According to the then leader of the SNK-ED (European Democrats), Lukáš Macek, that party offers a "pragmatic and realistic programme for right-wing or centrist voters who want the Czech Republic to be an influential member of a stable and operational EU".
SNK-ED candidates support Prague's speedy adoption of the euro and its ratification of the Lisbon Treaty. The party also supports the creation of a "functioning EU energy policy" and wants to reform the EU budget. Though it could be viewed as political fence-sitting, the party's motto reads: 'Neither isolation, nor left-wing policy'.
The Party of Free Citizens (SSO) casts itself as a "real opposition party", against the "current trends in European integration". The SSO has demanded a referendum on ratification of the Lisbon Treaty and the adoption of the euro.
The party's opinions differ greatly from the European mainstream, expressing its desire for the abandonment of the EU's renewable energy targets, support for agrofuels, and the abolishment of "all green euro-regulations". Furthermore, it believes that the solving the economic crisis should remain within the competence of each member state.
There is evidence that Czechs are warming to Europe after the pro-EU Miloš Zeman won the presidential election in January 2013.
But analysts are taking the change with a pinch of salt. “Anyone who has a chance to become president is more pro-European than Klaus,” said Jiří Pehe, a Czech political scientist.
In November 2010, the European Council president, Herman Van Rompuy, claimed euroscepticism could “lead to war” and that it was part of a rise of nationalism in Europe.
“In every member state, there are people who believe their country can survive alone in the globalised world.
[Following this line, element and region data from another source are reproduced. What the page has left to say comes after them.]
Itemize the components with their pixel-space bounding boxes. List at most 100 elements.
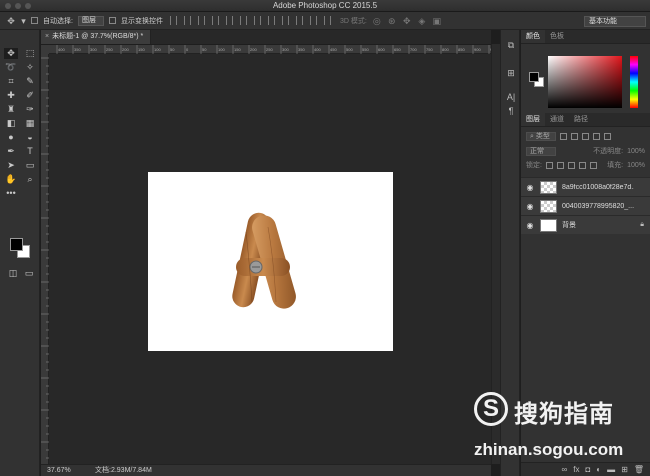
vertical-scrollbar[interactable] xyxy=(491,44,500,464)
clone-stamp-tool-icon[interactable]: ♜ xyxy=(4,104,18,115)
auto-select-dropdown[interactable]: 图层 xyxy=(77,15,104,26)
screen-mode-icon[interactable]: ▭ xyxy=(22,268,36,279)
lock-artboard-icon[interactable] xyxy=(578,161,586,169)
eyedropper-tool-icon[interactable]: ✎ xyxy=(23,76,37,87)
layer-item[interactable]: ◉ 004003977899582​0_... xyxy=(521,196,650,215)
canvas-area[interactable] xyxy=(49,54,491,464)
visibility-eye-icon[interactable]: ◉ xyxy=(525,221,535,230)
filter-adjust-icon[interactable] xyxy=(571,132,578,140)
lock-transparent-icon[interactable] xyxy=(545,161,553,169)
fill-value[interactable]: 100% xyxy=(627,162,645,169)
tab-paths[interactable]: 路径 xyxy=(569,113,593,126)
blur-tool-icon[interactable]: ● xyxy=(4,132,18,143)
show-transform-checkbox[interactable] xyxy=(108,17,116,24)
align-bottom-icon[interactable] xyxy=(197,16,205,25)
lock-image-icon[interactable] xyxy=(556,161,564,169)
workspace-dropdown[interactable]: 基本功能 xyxy=(584,16,646,27)
distribute-center-icon[interactable] xyxy=(309,16,317,25)
foreground-color-swatch[interactable] xyxy=(10,238,23,251)
distribute-right-icon[interactable] xyxy=(323,16,331,25)
healing-brush-tool-icon[interactable]: ✚ xyxy=(4,90,18,101)
path-selection-tool-icon[interactable]: ➤ xyxy=(4,160,18,171)
history-panel-icon[interactable]: ⧉ xyxy=(506,40,516,50)
auto-select-checkbox[interactable] xyxy=(31,17,38,24)
eraser-tool-icon[interactable]: ◧ xyxy=(4,118,18,129)
vertical-ruler[interactable] xyxy=(41,54,49,464)
pen-tool-icon[interactable]: ✒ xyxy=(4,146,18,157)
align-right-icon[interactable] xyxy=(239,16,247,25)
distribute-middle-icon[interactable] xyxy=(267,16,275,25)
new-layer-icon[interactable]: ⊞ xyxy=(621,465,628,474)
visibility-eye-icon[interactable]: ◉ xyxy=(525,183,535,192)
hue-slider[interactable] xyxy=(630,56,638,108)
distribute-bottom-icon[interactable] xyxy=(281,16,289,25)
lock-position-icon[interactable] xyxy=(567,161,575,169)
distribute-left-icon[interactable] xyxy=(295,16,303,25)
align-center-icon[interactable] xyxy=(225,16,233,25)
opacity-value[interactable]: 100% xyxy=(627,148,645,155)
visibility-eye-icon[interactable]: ◉ xyxy=(525,202,535,211)
scale-3d-icon[interactable]: ▣ xyxy=(432,16,442,26)
adjustment-layer-icon[interactable]: ◐ xyxy=(596,465,601,474)
adjust-panel-icon[interactable]: ⊞ xyxy=(506,68,516,78)
paragraph-panel-icon[interactable]: ¶ xyxy=(506,106,516,116)
layer-kind-filter[interactable]: ⌕ 类型 xyxy=(526,131,556,141)
align-middle-icon[interactable] xyxy=(183,16,191,25)
gradient-tool-icon[interactable]: ▦ xyxy=(23,118,37,129)
align-left-icon[interactable] xyxy=(211,16,219,25)
move-tool-icon[interactable]: ✥ xyxy=(4,48,18,59)
type-tool-icon[interactable]: T xyxy=(23,146,37,157)
layers-list: ◉ 8a9fcc01008a0f28e7d... ◉ 0040039778995… xyxy=(521,177,650,234)
character-panel-icon[interactable]: A| xyxy=(506,92,516,102)
shape-tool-icon[interactable]: ▭ xyxy=(23,160,37,171)
layer-name[interactable]: 004003977899582​0_... xyxy=(562,203,634,210)
dodge-tool-icon[interactable]: ◒ xyxy=(23,132,37,143)
quick-mask-icon[interactable]: ◫ xyxy=(6,268,20,279)
delete-layer-icon[interactable]: 🗑︎ xyxy=(634,465,644,474)
marquee-tool-icon[interactable]: ⬚ xyxy=(23,48,37,59)
filter-shape-icon[interactable] xyxy=(593,132,600,140)
layer-item[interactable]: ◉ 8a9fcc01008a0f28e7d... xyxy=(521,177,650,196)
layer-style-icon[interactable]: fx xyxy=(573,465,579,474)
tab-channels[interactable]: 通道 xyxy=(545,113,569,126)
more-tools-icon[interactable]: ••• xyxy=(4,188,18,199)
layer-name[interactable]: 8a9fcc01008a0f28e7d... xyxy=(562,184,634,191)
crop-tool-icon[interactable]: ⌗ xyxy=(4,76,18,87)
document-size[interactable]: 文档:2.93M/7.84M xyxy=(95,465,152,476)
document-tab[interactable]: × 未标题-1 @ 37.7%(RGB/8*) * xyxy=(41,30,151,44)
zoom-level[interactable]: 37.67% xyxy=(47,465,71,476)
layer-item[interactable]: ◉ 背景 🔒︎ xyxy=(521,215,650,234)
document-canvas[interactable] xyxy=(148,172,393,351)
new-group-icon[interactable]: ▬ xyxy=(607,465,615,474)
lock-all-icon[interactable] xyxy=(589,161,597,169)
orbit-3d-icon[interactable]: ◎ xyxy=(372,16,382,26)
layer-name[interactable]: 背景 xyxy=(562,220,576,230)
filter-pixel-icon[interactable] xyxy=(560,132,567,140)
roll-3d-icon[interactable]: ⊛ xyxy=(387,16,397,26)
close-tab-icon[interactable]: × xyxy=(45,33,49,40)
drag-3d-icon[interactable]: ✥ xyxy=(402,16,412,26)
tab-swatches[interactable]: 色板 xyxy=(545,30,569,43)
lasso-tool-icon[interactable]: ➰ xyxy=(4,62,18,73)
zoom-tool-icon[interactable]: ⌕ xyxy=(23,174,37,185)
filter-type-icon[interactable] xyxy=(582,132,589,140)
hand-tool-icon[interactable]: ✋ xyxy=(4,174,18,185)
filter-smart-icon[interactable] xyxy=(604,132,611,140)
panel-foreground-swatch[interactable] xyxy=(529,72,539,82)
brush-tool-icon[interactable]: ✐ xyxy=(23,90,37,101)
distribute-top-icon[interactable] xyxy=(253,16,261,25)
slide-3d-icon[interactable]: ◈ xyxy=(417,16,427,26)
align-top-icon[interactable] xyxy=(169,16,177,25)
tab-layers[interactable]: 图层 xyxy=(521,113,545,126)
horizontal-ruler[interactable]: 400 350 300 250 200 150 100 50 0 50 100 150 200 250 30… xyxy=(49,45,491,54)
tab-color[interactable]: 颜色 xyxy=(521,30,545,43)
history-brush-tool-icon[interactable]: ✑ xyxy=(23,104,37,115)
magic-wand-tool-icon[interactable]: ✧ xyxy=(23,62,37,73)
color-picker-field[interactable] xyxy=(548,56,622,108)
color-swatches[interactable] xyxy=(10,238,32,260)
add-mask-icon[interactable]: ◘ xyxy=(585,465,590,474)
link-layers-icon[interactable]: ∞ xyxy=(562,465,568,474)
blend-mode-dropdown[interactable]: 正常 xyxy=(526,146,556,156)
move-tool-icon[interactable]: ✥ xyxy=(6,16,16,26)
chevron-down-icon[interactable]: ▾ xyxy=(21,16,26,26)
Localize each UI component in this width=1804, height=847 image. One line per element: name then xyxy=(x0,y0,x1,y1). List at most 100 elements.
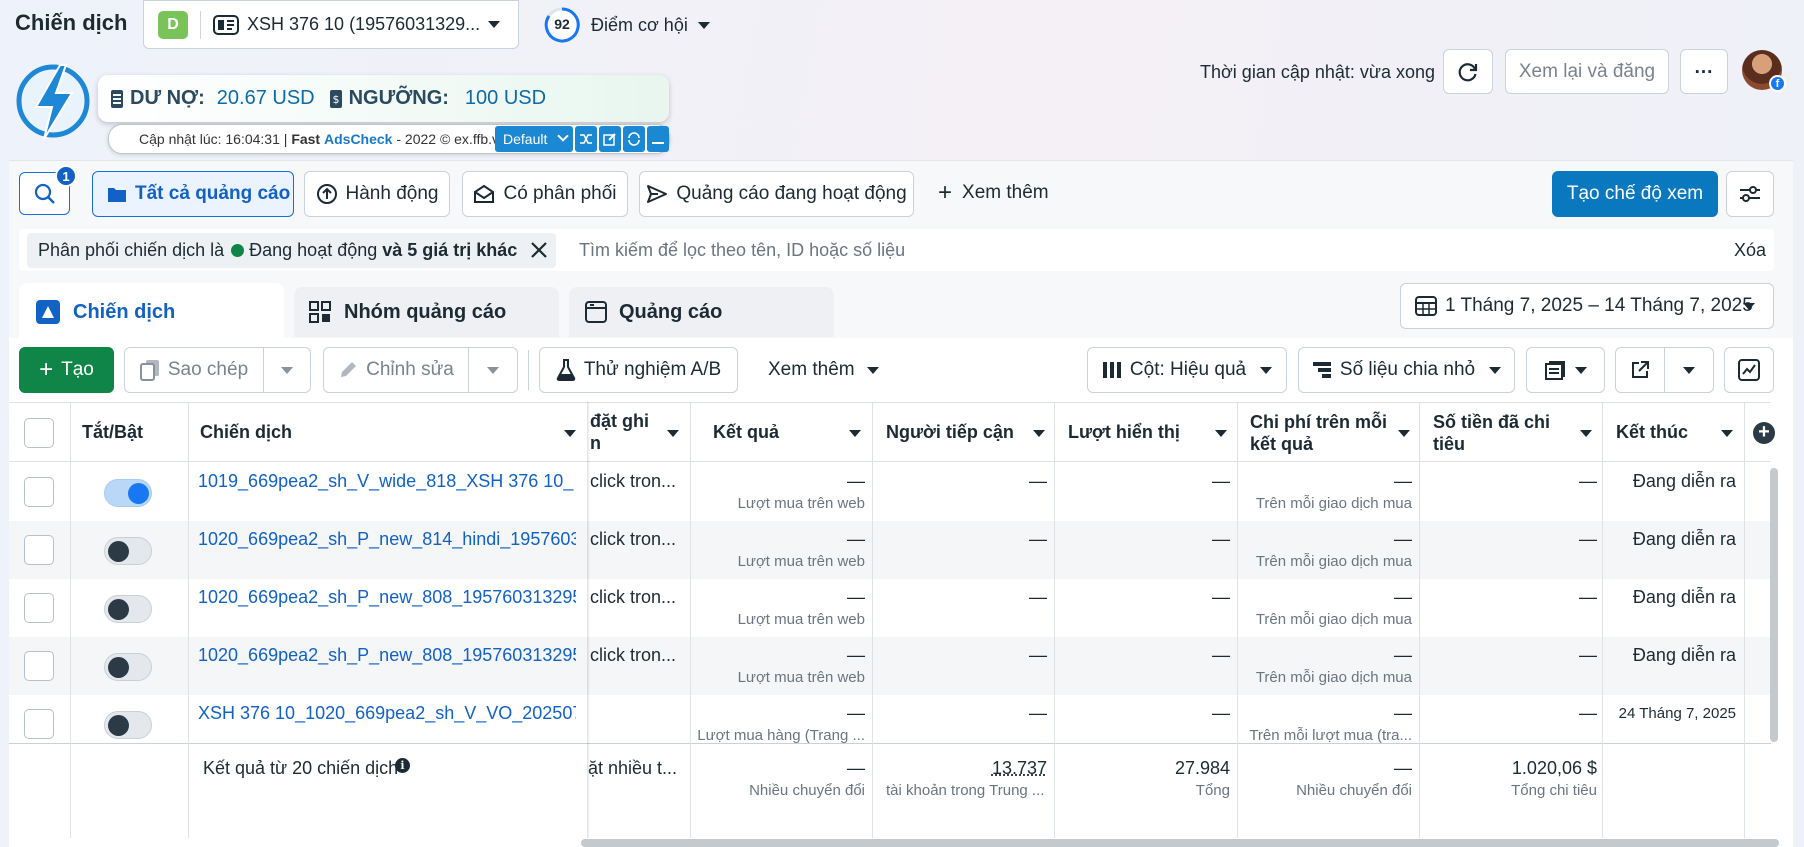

It is more than an illusion: it is a lie”, he said.
Former Prime Minister of the UK Tony Blair likened euroscepticism to a "virus". He said: "The Right have got it bad on this Europe thing", adding that if the UK left the EU it would be "hugely destructive of Britain's interests".
Others, such as Conservative MP Bill Cash, denied the link between nationalism and euroscepticism. But to the European Commission’s President, José Manuel Barroso, they are cut from the same cloth.
MEP Nigel Farage said in a UKIP statement: "We seek an amicable divorce from the European Union and its replacement with a genuine free-trade agreement, which is what my parents' generation thought we’d signed up for in the first place." He later said: "We know the costs of Europe. What are the benefits?”